SCALAR QUANTIZATION NOISE-ANALYSIS AND OPTIMAL BIT ALLOCATION FOR WAVELET PYRAMID IMAGE-CODING

A complete analysis for the quantization noises and the reconstruction noises of the wavelet pyramid coding system is given. It is shown that in the (orthonormal) wavelet image coding system, there exists a simple and exact formula to compute the reconstruction mean-square-error (MSE) for any kind of quantization errors. Based on the noise analysis, an optimal bit allocation scheme which minimizes the system reconstruction distortion at a given rate is developed. The reconstruction distortion of a wavelet pyramid system is proved to be directly proportional to 2(-2 RBAR), where RBAR is a given bit rate. It is shown that, when the optimal bit allocation scheme is adopted, the reconstruction noises can be approximated to white noises.
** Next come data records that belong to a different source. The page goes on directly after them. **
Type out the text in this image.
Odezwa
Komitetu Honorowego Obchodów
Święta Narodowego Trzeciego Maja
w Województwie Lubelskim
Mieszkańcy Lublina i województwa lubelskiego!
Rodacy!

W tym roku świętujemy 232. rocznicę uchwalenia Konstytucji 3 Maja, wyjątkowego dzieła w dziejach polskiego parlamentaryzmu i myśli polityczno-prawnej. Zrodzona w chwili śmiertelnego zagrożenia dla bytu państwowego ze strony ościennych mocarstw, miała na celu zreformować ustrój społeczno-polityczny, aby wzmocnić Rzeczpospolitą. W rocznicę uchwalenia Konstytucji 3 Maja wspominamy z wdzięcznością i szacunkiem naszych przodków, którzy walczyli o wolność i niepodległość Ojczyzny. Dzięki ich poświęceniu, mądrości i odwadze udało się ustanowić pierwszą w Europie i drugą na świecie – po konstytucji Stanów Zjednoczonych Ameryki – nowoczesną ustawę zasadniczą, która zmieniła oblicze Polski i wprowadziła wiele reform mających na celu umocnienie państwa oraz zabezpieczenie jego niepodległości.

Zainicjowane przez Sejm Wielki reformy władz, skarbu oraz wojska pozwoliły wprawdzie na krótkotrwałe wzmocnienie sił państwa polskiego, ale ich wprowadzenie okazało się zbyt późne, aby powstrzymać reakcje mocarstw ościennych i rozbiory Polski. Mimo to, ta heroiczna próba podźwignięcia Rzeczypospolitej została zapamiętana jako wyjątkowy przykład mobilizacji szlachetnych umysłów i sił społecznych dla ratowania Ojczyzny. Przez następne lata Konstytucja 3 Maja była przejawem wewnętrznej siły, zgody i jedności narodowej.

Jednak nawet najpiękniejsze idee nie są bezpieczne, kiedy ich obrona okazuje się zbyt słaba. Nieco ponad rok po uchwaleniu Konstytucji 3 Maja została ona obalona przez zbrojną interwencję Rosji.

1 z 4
Particularly, it is shown that with only one known quantization MSE of a wavelet decomposition at any layer of the wavelet pyramid, all of the reconstruction MSE's and the quantization MSE's of the coding system can be easily calculated. When uniform quantizers are used, it is shown that at two successive layers of the wavelet pyramid, the optimal quantization step size is a half of its predecessor, which coincides with the resolution version of the wavelet pyramid decomposition. A comparison between wavelet-based image coding and some well-known traditional image coding methods is made by simulations, and the reasons why the wavelet-based image coding is superior to the traditional image coding are explained.